2017-02-09 09:50:14 | 日記
その日は、日曜日とあって、いつになく列車はすいていた。私は、片隅に座って、本を読むことにした。各駅停車なので、目的地までの時間も十分にあったからである。私が座って間もなく、前の座席を一人の外人が座った。背丈は、おそらく私ぐらいであろう。体は、私よりがっちりしている。決して太ってはいない。白人にしては、小柄である。ミニスカートをはいていて、明るめの服装である。しかし、明らかに男性である。化粧は、しているが、どう見ても男性ということはわかる。女装をしているのは、趣味か、仕事のためかは、わからない。なんとなく、顔を見た。見るべきではなかったのに。彼と目が合った。私は、目をそらして、本を読んだ。

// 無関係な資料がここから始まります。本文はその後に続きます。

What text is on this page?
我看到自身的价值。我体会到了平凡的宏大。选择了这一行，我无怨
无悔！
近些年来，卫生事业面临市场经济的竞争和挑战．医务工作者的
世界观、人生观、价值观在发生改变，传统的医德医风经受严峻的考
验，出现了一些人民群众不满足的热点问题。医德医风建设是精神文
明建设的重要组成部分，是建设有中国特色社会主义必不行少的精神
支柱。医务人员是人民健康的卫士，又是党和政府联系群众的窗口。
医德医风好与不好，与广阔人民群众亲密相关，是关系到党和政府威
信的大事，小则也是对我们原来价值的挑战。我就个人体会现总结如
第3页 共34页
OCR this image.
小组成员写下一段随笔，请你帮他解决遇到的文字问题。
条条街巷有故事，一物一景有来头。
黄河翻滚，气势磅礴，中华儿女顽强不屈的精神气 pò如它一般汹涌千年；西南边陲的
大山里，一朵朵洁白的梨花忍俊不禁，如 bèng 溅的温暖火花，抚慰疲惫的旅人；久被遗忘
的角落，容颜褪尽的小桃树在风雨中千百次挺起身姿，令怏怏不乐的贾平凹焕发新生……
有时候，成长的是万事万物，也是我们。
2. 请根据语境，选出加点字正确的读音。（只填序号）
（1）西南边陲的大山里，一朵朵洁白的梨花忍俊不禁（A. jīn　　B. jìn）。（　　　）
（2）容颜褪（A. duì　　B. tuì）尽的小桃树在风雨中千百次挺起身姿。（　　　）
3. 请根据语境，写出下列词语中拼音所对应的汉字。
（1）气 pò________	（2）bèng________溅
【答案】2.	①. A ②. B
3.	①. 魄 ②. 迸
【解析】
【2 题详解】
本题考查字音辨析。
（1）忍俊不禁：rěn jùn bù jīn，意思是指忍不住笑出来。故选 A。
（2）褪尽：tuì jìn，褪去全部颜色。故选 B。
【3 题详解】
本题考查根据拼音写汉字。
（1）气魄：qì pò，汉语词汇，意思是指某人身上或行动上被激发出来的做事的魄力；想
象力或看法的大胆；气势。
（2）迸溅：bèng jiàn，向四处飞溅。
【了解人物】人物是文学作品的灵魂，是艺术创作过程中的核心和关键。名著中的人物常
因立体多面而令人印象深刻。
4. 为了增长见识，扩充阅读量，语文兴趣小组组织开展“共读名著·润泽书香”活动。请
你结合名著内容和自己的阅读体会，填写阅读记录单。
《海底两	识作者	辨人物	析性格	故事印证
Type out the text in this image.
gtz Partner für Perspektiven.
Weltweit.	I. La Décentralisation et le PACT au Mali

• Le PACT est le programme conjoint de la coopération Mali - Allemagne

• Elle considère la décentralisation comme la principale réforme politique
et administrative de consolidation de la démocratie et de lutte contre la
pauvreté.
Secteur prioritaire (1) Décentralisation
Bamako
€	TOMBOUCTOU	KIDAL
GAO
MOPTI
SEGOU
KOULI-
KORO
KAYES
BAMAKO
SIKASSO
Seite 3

少しして、顔を上げたら、また、向かいの外人と目が合った。また、目を本に転じた。しばらくして、目を上げたらまた、目が合った。こまった。彼は、笑っているかのように見ていた。どうしようか。席を移ろうかとも思い、顔を持ち上げた。彼は、ニコッと笑い、足を広げた。絶望である。気分が悪い。最悪の時であった。黙って、本に目を移した。それから、二駅ほど先の駅で、彼が下りるのを感じた。悪夢の世界は遠ざかった。それでも、平静な気持ちに戻るのにしばらくかかった。今となっては、彼の意図はわからない。しかし、論理的なことでの主張はいいが、趣味での、押しつけはいけない。非論理的な趣味の世界は、個人によって違い、それを互いに認めなければならない。それが相互理解である。